Online classification performances. (left) F1-scores. (right) critical difference diagram for PUSh (PE+ASPM) and the top-10 baselines. PUSh is as competitive as DTWD-R and significantly outperforms the others.

4.3 Running Time

We now look into the efficiency aspect of PUSh. For the training step (from labeling the U examples to building the classifier, see Fig. 2), the computational bottlenecks are obtaining the orderlines and calculating the shapelet precisions. Let the number of training examples be N and the length of the time series be L, there are O(NL) shapelet candidates. For each candidate, the amortized time to obtain its orderline is O(NL) using the fast algorithm proposed by [10], and the time to calculate its SP values in all iterations is O(\(N^2\)), thus the total time is O(\(N^2L^2\)) \(+\) O(\(N^3L\)). As is shown in Fig. 11 (left), despite the relatively high time complexity, PUSh is able to achieve reasonable running time, with the longest average running time less than 1100 s.

Fig. 11.
figure 11

Running time of PUSh. Note that all axes are in log scale. (left) Training time. (right) Online classification time per example.

For online classification, the bottleneck is to obtain the shapelet transformed representation [7] (see Sect. 3.2), whose time is O(\(L^2\)) per test example. As is shown in Fig. 11 (right), for time series lengths in the order of \(10^2\) to \(10^{2.5}\) (which is typical in applications such as heartbeat classification [3] in medicine), the average time is in the order of \(10^{-3}\) to \(10^{-2}\) s, which is sufficient for real-time processing.

5 Related Work

PU classification of time series [3, 4, 6, 11,12,13, 16, 17] is a relatively less well-studied task in time series mining. Most existing works [3, 4, 6, 13, 16, 17] are whole-stream based propagating one-nearest-neighbor [21] algorithms which tend to be sensitive to non-characteristic readings [15, 19]. [11, 12] selects local features from time series. However, the selected features are discrete readings that do not necessarily form continuous patterns, while the latter often contains valuable information on the trend of the data. In this work, we explicitly discover characteristic patterns called shapelets, which have been applied to supervised classification [7, 10, 18] and clustering [15, 19, 20]. Previous works utilize supervised [7, 10, 18] and unsupervised evaluation [15, 19] metrics to assess shapelet candidates.
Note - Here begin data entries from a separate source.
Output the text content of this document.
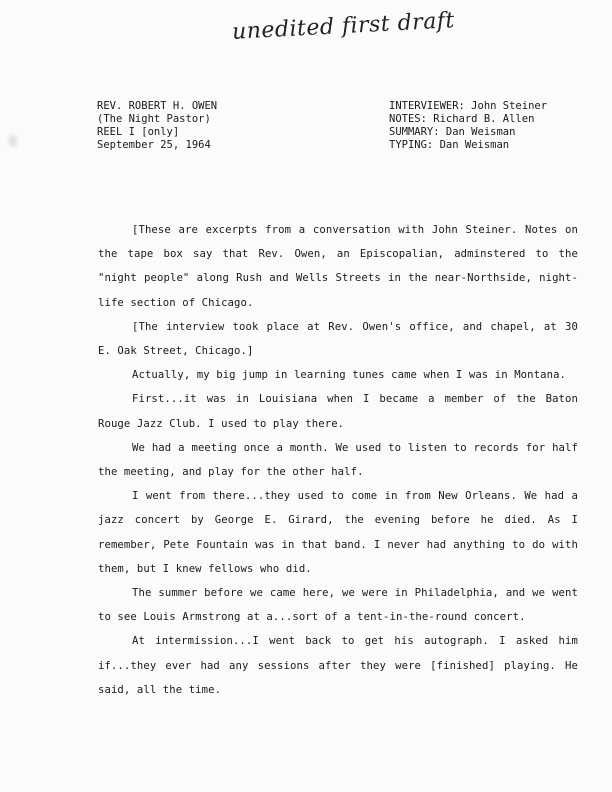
unedited first draft
REV. ROBERT H. OWEN
(The Night Pastor)
REEL I [only]
September 25, 1964
INTERVIEWER: John Steiner
NOTES: Richard B. Allen
SUMMARY: Dan Weisman
TYPING: Dan Weisman

[These are excerpts from a conversation with John Steiner. Notes on the tape box say that Rev. Owen, an Episcopalian, adminstered to the "night people" along Rush and Wells Streets in the near-Northside, night-life section of Chicago.

[The interview took place at Rev. Owen's office, and chapel, at 30 E. Oak Street, Chicago.]

Actually, my big jump in learning tunes came when I was in Montana.

First...it was in Louisiana when I became a member of the Baton Rouge Jazz Club. I used to play there.

We had a meeting once a month. We used to listen to records for half the meeting, and play for the other half.

I went from there...they used to come in from New Orleans. We had a jazz concert by George E. Girard, the evening before he died. As I remember, Pete Fountain was in that band. I never had anything to do with them, but I knew fellows who did.

The summer before we came here, we were in Philadelphia, and we went to see Louis Armstrong at a...sort of a tent-in-the-round concert.

At intermission...I went back to get his autograph. I asked him if...they ever had any sessions after they were [finished] playing. He said, all the time.
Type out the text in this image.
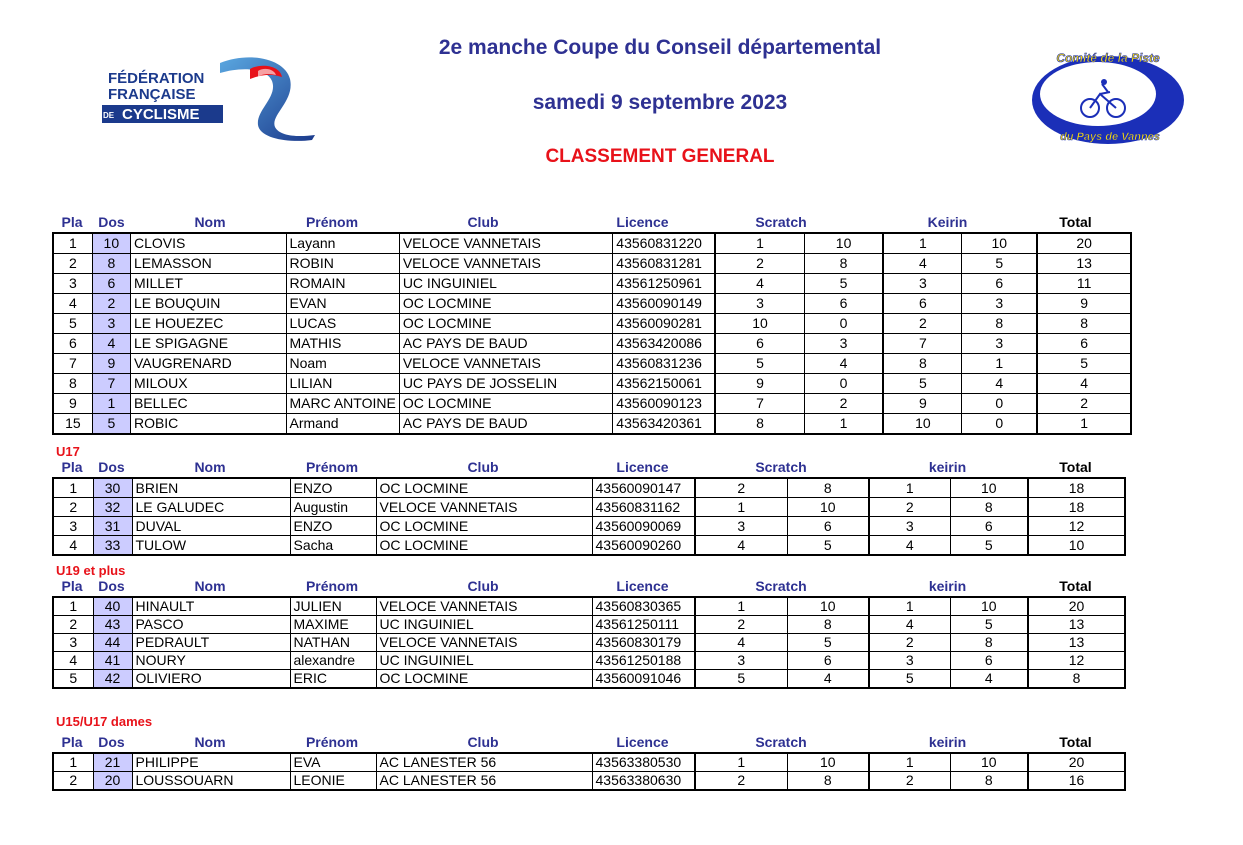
2e manche Coupe du Conseil départemental
samedi 9 septembre 2023
CLASSEMENT GENERAL
FÉDÉRATION
FRANÇAISE
DE CYCLISME
Comité de la Piste
du Pays de Vannes
Pla	Dos	Nom	Prénom	Club	Licence	Scratch	Keirin	Total
1	10	CLOVIS	Layann	VELOCE VANNETAIS	43560831220	1	10	1	10	20
2	8	LEMASSON	ROBIN	VELOCE VANNETAIS	43560831281	2	8	4	5	13
3	6	MILLET	ROMAIN	UC INGUINIEL	43561250961	4	5	3	6	11
4	2	LE BOUQUIN	EVAN	OC LOCMINE	43560090149	3	6	6	3	9
5	3	LE HOUEZEC	LUCAS	OC LOCMINE	43560090281	10	0	2	8	8
6	4	LE SPIGAGNE	MATHIS	AC PAYS DE BAUD	43563420086	6	3	7	3	6
7	9	VAUGRENARD	Noam	VELOCE VANNETAIS	43560831236	5	4	8	1	5
8	7	MILOUX	LILIAN	UC PAYS DE JOSSELIN	43562150061	9	0	5	4	4
9	1	BELLEC	MARC ANTOINE	OC LOCMINE	43560090123	7	2	9	0	2
15	5	ROBIC	Armand	AC PAYS DE BAUD	43563420361	8	1	10	0	1
U17
Pla	Dos	Nom	Prénom	Club	Licence	Scratch	keirin	Total
1	30	BRIEN	ENZO	OC LOCMINE	43560090147	2	8	1	10	18
2	32	LE GALUDEC	Augustin	VELOCE VANNETAIS	43560831162	1	10	2	8	18
3	31	DUVAL	ENZO	OC LOCMINE	43560090069	3	6	3	6	12
4	33	TULOW	Sacha	OC LOCMINE	43560090260	4	5	4	5	10
U19 et plus
Pla	Dos	Nom	Prénom	Club	Licence	Scratch	keirin	Total
1	40	HINAULT	JULIEN	VELOCE VANNETAIS	43560830365	1	10	1	10	20
2	43	PASCO	MAXIME	UC INGUINIEL	43561250111	2	8	4	5	13
3	44	PEDRAULT	NATHAN	VELOCE VANNETAIS	43560830179	4	5	2	8	13
4	41	NOURY	alexandre	UC INGUINIEL	43561250188	3	6	3	6	12
5	42	OLIVIERO	ERIC	OC LOCMINE	43560091046	5	4	5	4	8
U15/U17 dames
Pla	Dos	Nom	Prénom	Club	Licence	Scratch	keirin	Total
1	21	PHILIPPE	EVA	AC LANESTER 56	43563380530	1	10	1	10	20
2	20	LOUSSOUARN	LEONIE	AC LANESTER 56	43563380630	2	8	2	8	16
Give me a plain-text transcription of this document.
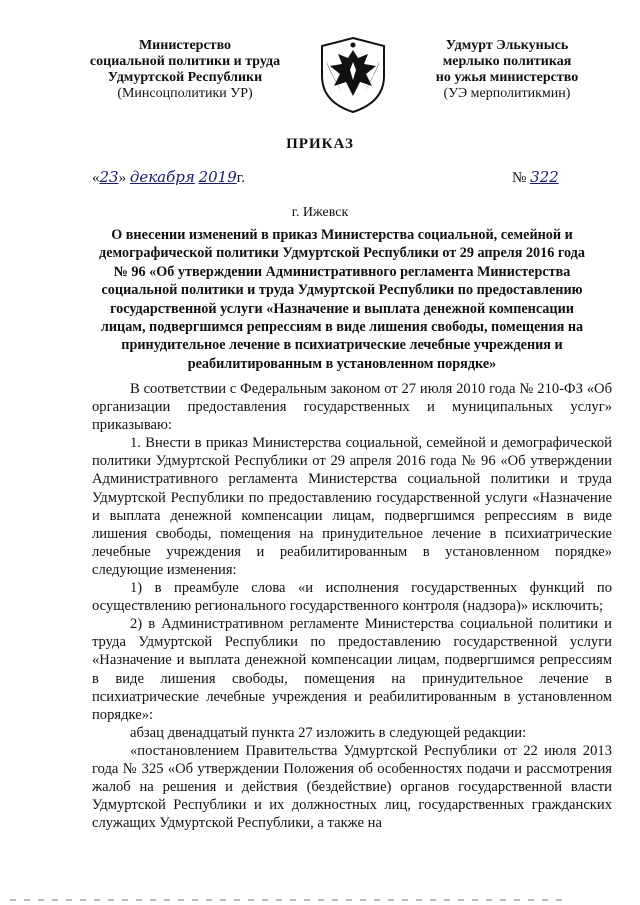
Министерство
социальной политики и труда
Удмуртской Республики
(Минсоцполитики УР)
Удмурт Элькунысь
мерлыко политикая
но ужья министерство
(УЭ мерполитикмин)
ПРИКАЗ
«23» декабря 2019г.	№ 322
г. Ижевск
О внесении изменений в приказ Министерства социальной, семейной и демографической политики Удмуртской Республики от 29 апреля 2016 года № 96 «Об утверждении Административного регламента Министерства социальной политики и труда Удмуртской Республики по предоставлению государственной услуги «Назначение и выплата денежной компенсации лицам, подвергшимся репрессиям в виде лишения свободы, помещения на принудительное лечение в психиатрические лечебные учреждения и реабилитированным в установленном порядке»

В соответствии с Федеральным законом от 27 июля 2010 года № 210-ФЗ «Об организации предоставления государственных и муниципальных услуг» приказываю:

1. Внести в приказ Министерства социальной, семейной и демографической политики Удмуртской Республики от 29 апреля 2016 года № 96 «Об утверждении Административного регламента Министерства социальной политики и труда Удмуртской Республики по предоставлению государственной услуги «Назначение и выплата денежной компенсации лицам, подвергшимся репрессиям в виде лишения свободы, помещения на принудительное лечение в психиатрические лечебные учреждения и реабилитированным в установленном порядке» следующие изменения:

1) в преамбуле слова «и исполнения государственных функций по осуществлению регионального государственного контроля (надзора)» исключить;

2) в Административном регламенте Министерства социальной политики и труда Удмуртской Республики по предоставлению государственной услуги «Назначение и выплата денежной компенсации лицам, подвергшимся репрессиям в виде лишения свободы, помещения на принудительное лечение в психиатрические лечебные учреждения и реабилитированным в установленном порядке»:

абзац двенадцатый пункта 27 изложить в следующей редакции:

«постановлением Правительства Удмуртской Республики от 22 июля 2013 года № 325 «Об утверждении Положения об особенностях подачи и рассмотрения жалоб на решения и действия (бездействие) органов государственной власти Удмуртской Республики и их должностных лиц, государственных гражданских служащих Удмуртской Республики, а также на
However, both are not directly suitable for PU settings. Therefore we opt to first label the U set and then conduct supervised shapelet discovery.

Most previous works on PU classification of time series [3, 4, 6, 13, 16, 17] iteratively rank the U examples by their possibilities of being positive. A stopping criterion is needed to determine where to stop the iterations. Existing stopping criteria can be divided into two types: Distance-based criteria [6, 13, 17] utilize distances between PL and U to decide the stopping point. Minimum description length based criteria [3, 16] utilize the initial PL to encode the training set. The stopping point is where the encoding is most compact. Both types of criteria suffer from the interference from non-characteristic readings, and distance-based criteria are not compatible to our method. This has motivated us to develop our novel ASPM stopping criterion.

6 Conclusions and Future Work

In this paper, we have taken on the challenging task of positive unlabeled [8] discovery of time series shapelets [7, 10, 15, 18, 19]. To label the U set, we have developed a novel pattern ensemble (PE) method that ranks U examples with both potentially characteristic and potentially non-characteristic patterns, with no need to know their actual qualities. We have also developed a novel ASPM stopping criterion, which estimates the number of positive examples based on the novel concept of shapelet precision. After labeling the entire training set, we have conducted supervised shapelet selection and built a one-nearest-neighbor classifier. Extensive experiments have demonstrated the effectiveness and efficiency of our method. Currently, our method utilizes the orderlines of all shapelet candidates, which is highly costly in terms of space and time efficiency. For future work, we plan to develop heuristics for more efficient selection of shapelet candidates for the PE subroutine. We also plan to apply GPU acceleration to our method.